The impact of the varying Dy3+ (1–9 mol %) rare earth ion concentration on the structural and luminous characteristics of La2O3 phosphors was studied via solution combustion synthesis. Structure formation, photoluminescence (PL) effectiveness, optical properties, and energy transfer mechanisms were examined in detail. All the synthesised samples exhibits hexagonal structure, which is supported by X-ray diffraction patterns (space group: P-3 mL (164)). Scanning electron microscope analysis shows irregular particle size and shapes of the synthesised materials.

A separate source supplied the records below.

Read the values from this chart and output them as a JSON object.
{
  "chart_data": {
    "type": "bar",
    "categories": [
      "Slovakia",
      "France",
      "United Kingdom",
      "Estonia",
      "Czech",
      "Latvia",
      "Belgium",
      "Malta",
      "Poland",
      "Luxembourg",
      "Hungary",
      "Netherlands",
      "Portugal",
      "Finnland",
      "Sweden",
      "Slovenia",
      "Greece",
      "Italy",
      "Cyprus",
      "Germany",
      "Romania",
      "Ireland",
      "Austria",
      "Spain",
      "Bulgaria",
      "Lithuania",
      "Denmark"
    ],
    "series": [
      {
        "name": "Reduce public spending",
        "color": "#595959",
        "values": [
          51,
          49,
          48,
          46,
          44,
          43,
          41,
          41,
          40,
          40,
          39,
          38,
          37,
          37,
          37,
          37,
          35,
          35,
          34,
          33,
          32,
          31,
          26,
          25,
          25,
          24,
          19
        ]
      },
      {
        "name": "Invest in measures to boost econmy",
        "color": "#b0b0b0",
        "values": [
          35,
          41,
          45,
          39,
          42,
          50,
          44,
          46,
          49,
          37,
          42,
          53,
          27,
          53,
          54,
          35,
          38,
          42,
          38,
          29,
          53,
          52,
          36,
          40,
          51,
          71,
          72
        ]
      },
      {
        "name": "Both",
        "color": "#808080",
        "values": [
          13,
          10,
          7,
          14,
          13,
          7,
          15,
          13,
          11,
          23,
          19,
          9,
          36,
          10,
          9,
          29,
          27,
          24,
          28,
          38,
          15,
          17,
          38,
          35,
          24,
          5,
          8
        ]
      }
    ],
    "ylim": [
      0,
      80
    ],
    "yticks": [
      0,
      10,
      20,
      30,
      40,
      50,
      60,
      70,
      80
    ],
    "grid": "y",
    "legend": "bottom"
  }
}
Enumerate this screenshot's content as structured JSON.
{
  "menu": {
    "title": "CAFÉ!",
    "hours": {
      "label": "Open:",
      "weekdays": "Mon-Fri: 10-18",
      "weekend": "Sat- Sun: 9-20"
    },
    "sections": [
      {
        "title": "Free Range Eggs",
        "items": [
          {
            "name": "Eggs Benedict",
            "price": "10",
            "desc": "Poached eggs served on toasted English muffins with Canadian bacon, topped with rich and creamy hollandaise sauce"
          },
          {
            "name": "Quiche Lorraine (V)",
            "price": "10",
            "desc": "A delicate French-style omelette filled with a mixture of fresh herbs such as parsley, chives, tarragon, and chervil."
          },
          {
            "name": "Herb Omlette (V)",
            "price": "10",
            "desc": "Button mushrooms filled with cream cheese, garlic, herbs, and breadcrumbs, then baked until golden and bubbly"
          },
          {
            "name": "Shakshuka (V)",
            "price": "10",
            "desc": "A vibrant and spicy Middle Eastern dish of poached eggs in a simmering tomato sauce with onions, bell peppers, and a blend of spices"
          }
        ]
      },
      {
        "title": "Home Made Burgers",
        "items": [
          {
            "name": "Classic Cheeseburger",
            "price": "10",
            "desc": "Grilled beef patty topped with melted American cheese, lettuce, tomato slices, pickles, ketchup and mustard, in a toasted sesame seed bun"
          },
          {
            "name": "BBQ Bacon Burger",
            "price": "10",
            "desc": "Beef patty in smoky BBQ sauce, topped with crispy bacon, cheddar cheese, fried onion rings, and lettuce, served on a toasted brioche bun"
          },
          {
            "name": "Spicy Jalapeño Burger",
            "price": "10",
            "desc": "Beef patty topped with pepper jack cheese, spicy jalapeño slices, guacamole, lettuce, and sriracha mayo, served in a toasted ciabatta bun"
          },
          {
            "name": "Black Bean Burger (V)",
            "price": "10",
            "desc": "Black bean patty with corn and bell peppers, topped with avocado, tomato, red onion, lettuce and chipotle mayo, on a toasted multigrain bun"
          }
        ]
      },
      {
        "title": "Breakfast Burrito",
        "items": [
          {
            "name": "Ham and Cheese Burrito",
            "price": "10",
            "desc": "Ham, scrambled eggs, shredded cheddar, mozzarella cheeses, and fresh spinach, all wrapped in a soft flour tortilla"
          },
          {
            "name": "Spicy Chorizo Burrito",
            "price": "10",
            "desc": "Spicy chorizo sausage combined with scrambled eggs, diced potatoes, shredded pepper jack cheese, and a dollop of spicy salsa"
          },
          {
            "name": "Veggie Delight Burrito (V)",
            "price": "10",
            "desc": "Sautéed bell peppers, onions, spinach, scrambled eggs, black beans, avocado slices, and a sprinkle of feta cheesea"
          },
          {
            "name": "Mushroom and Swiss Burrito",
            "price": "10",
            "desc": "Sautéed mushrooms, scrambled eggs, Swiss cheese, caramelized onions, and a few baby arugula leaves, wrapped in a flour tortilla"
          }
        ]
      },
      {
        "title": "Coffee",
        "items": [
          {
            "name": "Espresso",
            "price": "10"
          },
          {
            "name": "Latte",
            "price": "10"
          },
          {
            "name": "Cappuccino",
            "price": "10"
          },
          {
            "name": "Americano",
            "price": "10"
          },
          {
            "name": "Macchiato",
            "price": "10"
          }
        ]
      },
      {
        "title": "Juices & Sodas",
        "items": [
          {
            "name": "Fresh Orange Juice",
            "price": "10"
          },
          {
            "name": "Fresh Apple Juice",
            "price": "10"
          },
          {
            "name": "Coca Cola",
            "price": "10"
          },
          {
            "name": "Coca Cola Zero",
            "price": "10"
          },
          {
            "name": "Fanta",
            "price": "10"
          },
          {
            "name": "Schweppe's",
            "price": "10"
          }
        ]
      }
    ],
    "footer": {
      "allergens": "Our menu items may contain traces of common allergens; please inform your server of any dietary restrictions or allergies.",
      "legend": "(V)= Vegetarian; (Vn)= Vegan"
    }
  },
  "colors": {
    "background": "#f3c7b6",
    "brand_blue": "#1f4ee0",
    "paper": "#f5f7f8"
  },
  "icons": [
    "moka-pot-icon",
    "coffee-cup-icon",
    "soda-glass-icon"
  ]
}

The presence of prominent and dominant Dy3+ ion peaks in the excitation spectrum of the ideal sample material, correlate to the Dy3+ ion's absorption peaks, supports the existence of considerable energy transfer among La3+ and Dy3+ ions. The PL emission wavelengths at 486 and 570 nm assigned to the Dy3+ ions transitions 4F9/2 → 6H15/2 and 4F9/2 → 6H13/2 respectively owing to the charge-transfer between La3+ and Dy3+ ions. PL emission intensity increases up to 3 mol% and afterwards it starts to decrease due to concentration quenching caused by non-radiative interactions. Photometric properties were investigated to check the possible utilization of La2O3:Dy3+ phosphor in white light emitting diodes application with CIE (x- 0.3468, y- 0.3986), CCT (0.1957, 0.5060), and colour purity (23.8 %). Aforementioned findings suggest that the synthesized phosphor is a viable option for making w-LEDs using NUV chips serving as the source of excitation.